Parce que nous vivons dans un pays où nous nous attendons à la corruption et à l’injustice.
Nous vivons dans un pays où nous nous attendons même au sexisme.
Mais, l’interdiction des maillots de bains,
À ça,
Je ne m’y attendais pas.
On me dira que ce n’est pas à Beyrouth.
Que ce n’est que dans une région.
On me dira que ce n’est pas grave, et que je peux aller à bien d’autres plages.
Alors, je réponds :
Ce n’est pas à Beyrouth, mais c’est au Liban.
Ce n’est que dans une région aujourd’hui, mais ça risque de le devenir dans plein d’autres demain.
Je réponds que, si, c’est très grave.
Parce qu’on ne peut me chasser d’un bout de ma terre,
d’un bout de terre qu’on se partage, à cause de tenue soi-disant ‘indécente.’
Parce qu’on ne peut imposer
Ses convictions personnelles
Sur une plage publique.
Nous sommes libres.
Libres d’avoir le choix
Entre le burkini ou le bikini.
Je ne sais pas comment décrire ce pays aujourd’hui.
Je ne sais pas comment expliquer à des touristes qu’il y a des régions où ils peuvent bronzer et mettre une jupe,
et des régions où on leur ‘exige’ une tenue ‘décente’.
Parce que mon maillot de bain à la plage n’est pas indécent.
Parce que le corps d’une femme n’est pas indécent.
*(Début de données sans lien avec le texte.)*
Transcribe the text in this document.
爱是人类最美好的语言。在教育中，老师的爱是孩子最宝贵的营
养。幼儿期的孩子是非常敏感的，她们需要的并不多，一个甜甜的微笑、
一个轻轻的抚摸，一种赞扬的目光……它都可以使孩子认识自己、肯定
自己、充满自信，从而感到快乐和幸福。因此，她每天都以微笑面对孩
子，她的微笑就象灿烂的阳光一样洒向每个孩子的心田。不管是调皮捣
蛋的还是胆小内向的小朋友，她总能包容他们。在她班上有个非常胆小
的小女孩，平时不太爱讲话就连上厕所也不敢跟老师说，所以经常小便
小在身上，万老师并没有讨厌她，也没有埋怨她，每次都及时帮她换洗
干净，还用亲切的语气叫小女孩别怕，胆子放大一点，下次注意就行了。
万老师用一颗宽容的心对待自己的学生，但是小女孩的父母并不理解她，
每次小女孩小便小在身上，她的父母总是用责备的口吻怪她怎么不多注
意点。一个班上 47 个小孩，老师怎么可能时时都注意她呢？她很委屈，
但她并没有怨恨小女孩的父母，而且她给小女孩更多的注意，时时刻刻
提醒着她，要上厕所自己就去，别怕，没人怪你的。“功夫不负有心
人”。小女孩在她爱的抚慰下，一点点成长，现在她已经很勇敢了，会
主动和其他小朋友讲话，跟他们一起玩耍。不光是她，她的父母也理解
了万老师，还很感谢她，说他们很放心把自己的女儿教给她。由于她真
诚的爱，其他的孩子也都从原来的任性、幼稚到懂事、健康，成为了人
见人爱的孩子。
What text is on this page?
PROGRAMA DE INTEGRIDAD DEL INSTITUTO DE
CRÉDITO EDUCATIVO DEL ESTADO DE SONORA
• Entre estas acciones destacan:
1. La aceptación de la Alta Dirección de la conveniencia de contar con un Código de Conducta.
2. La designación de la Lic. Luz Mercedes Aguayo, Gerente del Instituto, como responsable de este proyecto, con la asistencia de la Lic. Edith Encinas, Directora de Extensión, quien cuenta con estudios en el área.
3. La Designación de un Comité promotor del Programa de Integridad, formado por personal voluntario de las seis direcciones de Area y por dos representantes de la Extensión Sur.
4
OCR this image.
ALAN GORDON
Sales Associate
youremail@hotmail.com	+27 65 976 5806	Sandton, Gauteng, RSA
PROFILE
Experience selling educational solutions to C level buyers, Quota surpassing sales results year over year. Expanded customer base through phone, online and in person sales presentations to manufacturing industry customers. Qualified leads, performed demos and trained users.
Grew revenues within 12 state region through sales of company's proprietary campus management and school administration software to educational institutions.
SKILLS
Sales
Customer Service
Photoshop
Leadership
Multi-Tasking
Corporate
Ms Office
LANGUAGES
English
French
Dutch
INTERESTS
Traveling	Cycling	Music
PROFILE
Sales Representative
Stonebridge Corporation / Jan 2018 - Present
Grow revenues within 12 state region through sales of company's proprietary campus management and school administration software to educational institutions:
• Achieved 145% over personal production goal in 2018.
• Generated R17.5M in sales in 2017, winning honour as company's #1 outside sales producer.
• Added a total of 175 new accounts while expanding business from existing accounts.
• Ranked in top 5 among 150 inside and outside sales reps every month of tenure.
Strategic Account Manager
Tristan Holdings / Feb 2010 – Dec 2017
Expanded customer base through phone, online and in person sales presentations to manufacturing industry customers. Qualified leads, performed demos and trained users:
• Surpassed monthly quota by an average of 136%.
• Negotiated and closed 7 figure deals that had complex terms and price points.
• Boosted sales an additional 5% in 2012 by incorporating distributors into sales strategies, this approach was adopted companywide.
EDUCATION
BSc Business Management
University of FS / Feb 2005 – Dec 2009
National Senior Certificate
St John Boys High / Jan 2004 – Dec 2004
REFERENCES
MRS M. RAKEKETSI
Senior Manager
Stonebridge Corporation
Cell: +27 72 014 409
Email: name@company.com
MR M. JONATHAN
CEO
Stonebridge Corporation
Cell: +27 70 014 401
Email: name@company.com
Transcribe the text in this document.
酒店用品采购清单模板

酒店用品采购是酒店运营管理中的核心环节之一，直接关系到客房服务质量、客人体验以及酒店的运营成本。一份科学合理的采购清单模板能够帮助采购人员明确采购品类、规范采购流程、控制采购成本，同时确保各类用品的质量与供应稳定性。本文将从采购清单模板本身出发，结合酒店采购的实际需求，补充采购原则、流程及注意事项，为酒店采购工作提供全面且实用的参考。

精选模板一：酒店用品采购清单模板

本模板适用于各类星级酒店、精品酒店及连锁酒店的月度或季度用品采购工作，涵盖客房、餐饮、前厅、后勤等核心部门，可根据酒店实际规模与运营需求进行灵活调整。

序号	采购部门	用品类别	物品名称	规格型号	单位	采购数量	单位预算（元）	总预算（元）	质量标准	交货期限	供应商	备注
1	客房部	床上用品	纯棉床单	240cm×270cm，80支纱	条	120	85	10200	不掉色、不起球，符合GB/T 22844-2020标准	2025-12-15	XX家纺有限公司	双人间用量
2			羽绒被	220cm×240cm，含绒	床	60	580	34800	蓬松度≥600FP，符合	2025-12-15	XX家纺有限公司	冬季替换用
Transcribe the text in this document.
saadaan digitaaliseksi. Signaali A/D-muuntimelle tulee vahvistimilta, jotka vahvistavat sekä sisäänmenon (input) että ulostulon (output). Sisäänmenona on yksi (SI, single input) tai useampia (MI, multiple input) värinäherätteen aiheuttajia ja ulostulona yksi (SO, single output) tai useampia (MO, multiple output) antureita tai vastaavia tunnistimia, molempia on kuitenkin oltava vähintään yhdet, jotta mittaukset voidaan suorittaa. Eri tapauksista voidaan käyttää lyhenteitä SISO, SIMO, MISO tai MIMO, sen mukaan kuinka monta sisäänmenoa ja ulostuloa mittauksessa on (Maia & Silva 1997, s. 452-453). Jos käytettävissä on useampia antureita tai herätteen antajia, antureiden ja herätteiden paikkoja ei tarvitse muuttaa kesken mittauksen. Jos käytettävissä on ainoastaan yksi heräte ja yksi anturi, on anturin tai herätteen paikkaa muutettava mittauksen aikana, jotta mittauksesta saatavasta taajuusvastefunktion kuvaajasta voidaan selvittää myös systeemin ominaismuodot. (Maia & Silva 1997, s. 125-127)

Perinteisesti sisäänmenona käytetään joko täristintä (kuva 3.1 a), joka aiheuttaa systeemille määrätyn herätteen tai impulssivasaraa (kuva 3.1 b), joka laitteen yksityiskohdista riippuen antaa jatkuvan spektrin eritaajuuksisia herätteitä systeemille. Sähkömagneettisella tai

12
Parce que je ne suis pas indécente.
En tant que Libanaise,
En tant que femme,
J’ai droit à mon maillot de bain.
Qui sont-ils pour ‘exiger’ ?
Qui sont-ils pour décider de ce qui est ‘décent’ ou pas ?
Qui sont-ils pour m’interdire l’entrée sur ma terre ?
Qui sommes-nous si nous acceptons cela ?
Il devient lassant d’être une femme au Liban.
Lassant, qu’on retire des droits à celles qui n’en ont déjà pas.
Lassant d’écrire encore sur des choses qui paraissent pourtant logiques.
De mettre en mots des sentiments qui devraient être unanimes.
Je reste bouche bée face au silence de beaucoup.
Bouche bée que cela n’en choque pas plus.
Je suis lassée de devoir crier mes droits sur tous les toits.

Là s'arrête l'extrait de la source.